La jeune femme boutonna sa chemise et enfila ses bottes avant de se nouer une sommaire queue de cheval. Ses cheveux lui arrivaient aux seins et jusqu'à présent elle ne s'était pas souciée de la longueur, investie dans sa tache. Mais elle n'avait jamais aimé les cheveux longs, ils lui bloquaient la vue quand elle se battait. Ahelys fit alors apparaître un poignard et les trancha au niveau de la nuque, sans même regarder le résultat dans un miroir et les ébouriffa d'une main pour retirer les mèches collées. Elle enjamba la masse rousse au sol et quitta la chambre qu'elle avait investie à peine cinq jours, après la prise de Neiky. Ses lieutenants avaient voulu qu'elle occupe l'immense suite du noble qui logeait auparavant dans le palais de la ville mais elle avait refusé et choisie la première chambre croisée: une pièce sobre mis à part les rideaux pourpres qui cachaient la baie vitrée.

Quand elle rencontrait des rebelles dans les couloirs, elle les saluait d'un signe de tête et passait son chemin, pressée de rejoindre la pièce de réunion. La jeune femme monta une volée de marches et retrouva d'un coup d'œil la lourde porte de bois noir sculpté du système Syllaire. Elle admira un instant les détails de l'astre et des planètes puis poussa le battant et se retrouva dans une salle aux murs et au plafond étoilé. Ses lieutenants la saluèrent d'une œillade surprise vers sa nouvelle coupe tandis que la main d'Hermais s'attarda sur la nuque de la jeune femme pour l'attirer à lui et l'embrasser. Ahelys retira ses lèvres des siennes puis se joignit à la discussion. Elle observa l'hologramme en trois dimensions de Neiky ainsi que ses environs, un point de vue qui changeait bien de la dernière vision de la ville qu'elle avait eu lors de son retour sur Urissa. La jeune femme eut une pensée à la cicatrice de Nicolas et espéra que les soldats de Neferlme avaient subi les mêmes dégâts même si elle ne se faisait pas trop d'illusions dessus.

— Vous avez sécurisé les souterrains qui traversent la ville ? demanda-t-elle, les yeux rivés sur les fondations de la cité.

— Oui, j'ai déjà chargé une unité de sa surveillance, répondit son ami.
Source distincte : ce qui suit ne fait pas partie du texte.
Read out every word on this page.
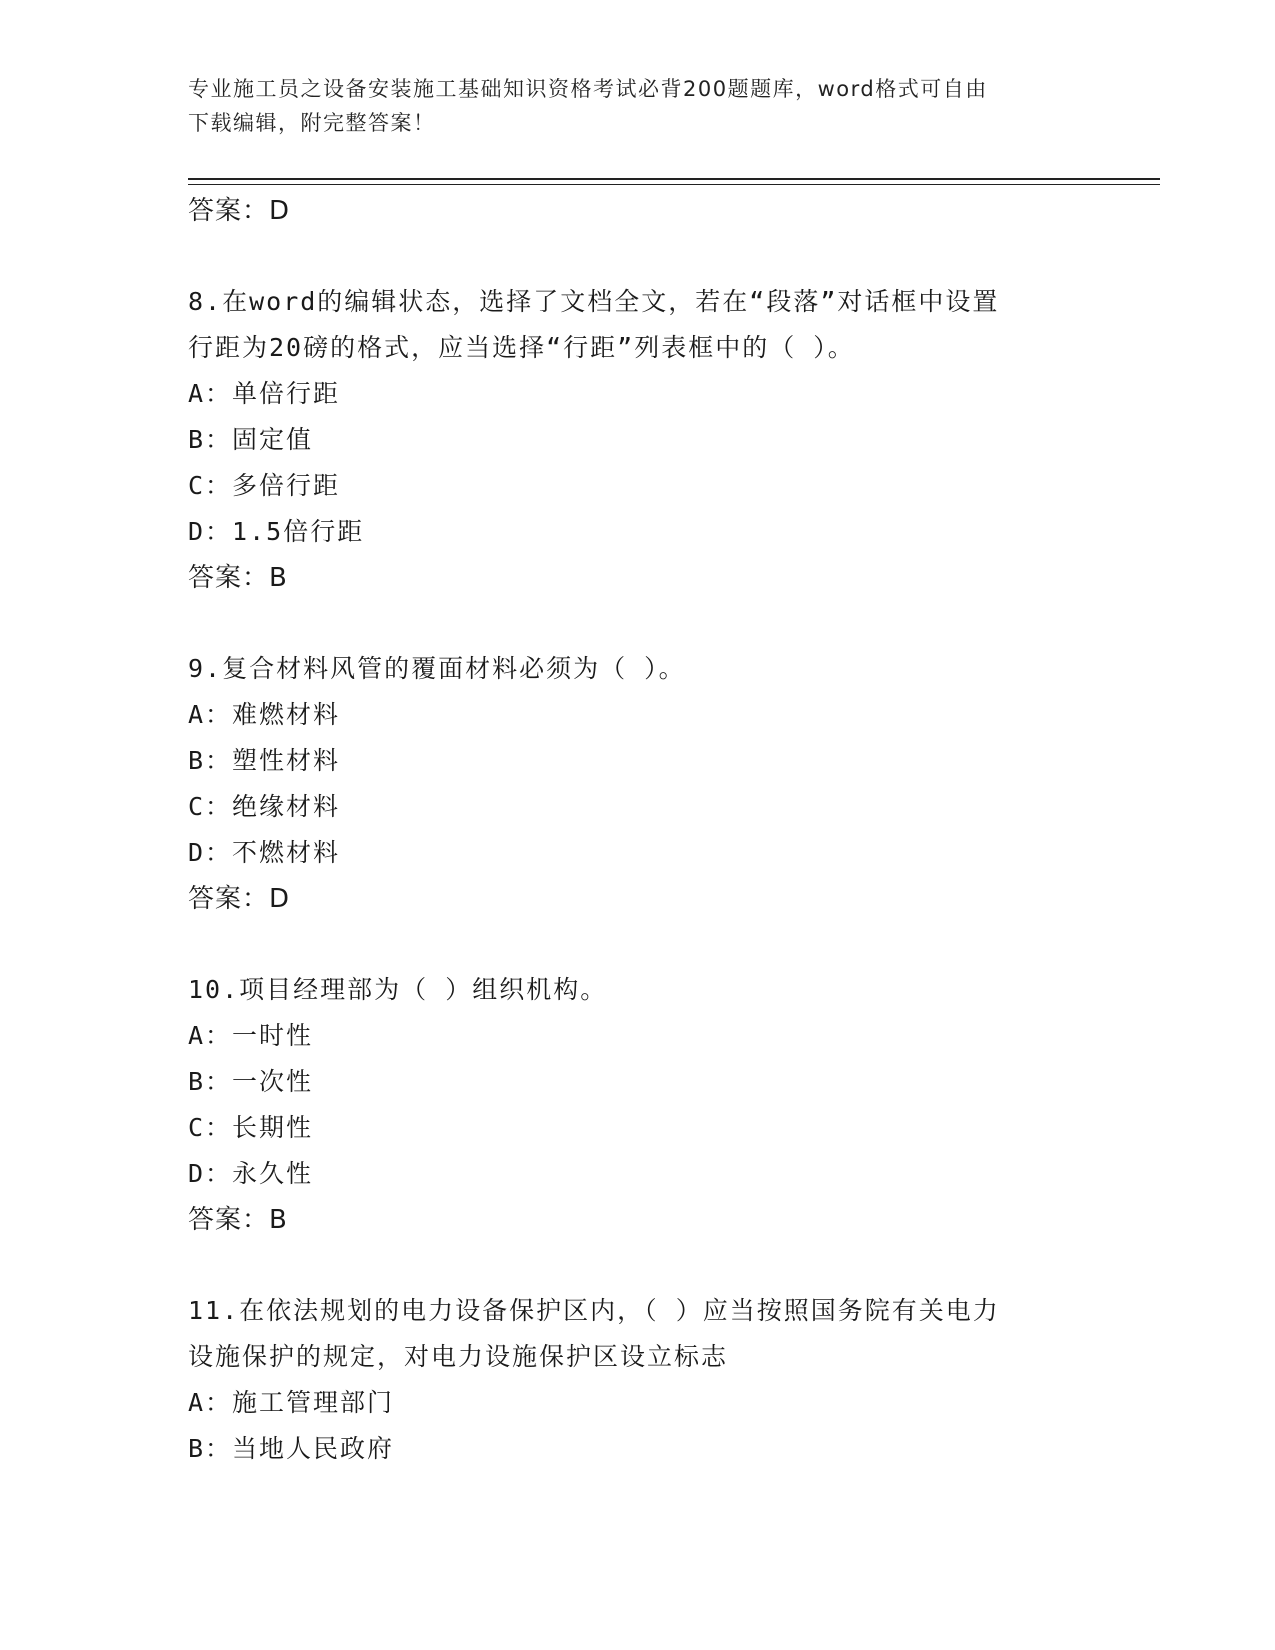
专业施工员之设备安装施工基础知识资格考试必背200题题库，word格式可自由
下载编辑，附完整答案！
答案：D
8.在word的编辑状态，选择了文档全文，若在“段落”对话框中设置
行距为20磅的格式，应当选择“行距”列表框中的（ ）。
A：单倍行距
B：固定值
C：多倍行距
D：1.5倍行距
答案：B
9.复合材料风管的覆面材料必须为（ ）。
A：难燃材料
B：塑性材料
C：绝缘材料
D：不燃材料
答案：D
10.项目经理部为（ ）组织机构。
A：一时性
B：一次性
C：长期性
D：永久性
答案：B
11.在依法规划的电力设备保护区内，（ ）应当按照国务院有关电力
设施保护的规定，对电力设施保护区设立标志
A：施工管理部门
B：当地人民政府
La jeune femme lui sourit et reporta son attention sur l'hologramme, qu'elle fit tourner d'un geste de la main sans déranger les stratèges qui débattaient sur le nombre d'espions à envoyer dans les lignes ennemies. La résistante fronça alors les sourcils, un détail inconnu avait attiré son regard, et elle écarta ses doigts pour agrandir l'image. Le fleuve Natily se séparait en deux bras juste avant la ville et si l'un d'eux le contournait, l'autre traversait la cité entière et était relié à l'actuel système d'égouts, du côté de la forêt Nerelfort. D'une parole, la jeune femme attira l'attention de ses lieutenants sur l'hologramme et la mine ébahie d'Alma lui inspira de mauvais pressentiments. Ahelys poussa un juron et aboya des ordres pour ratisser les égouts et le fleuve tandis qu'elle ordonna de traquer d'éventuels espions dans la ville conquise et de renforcer la sécurité.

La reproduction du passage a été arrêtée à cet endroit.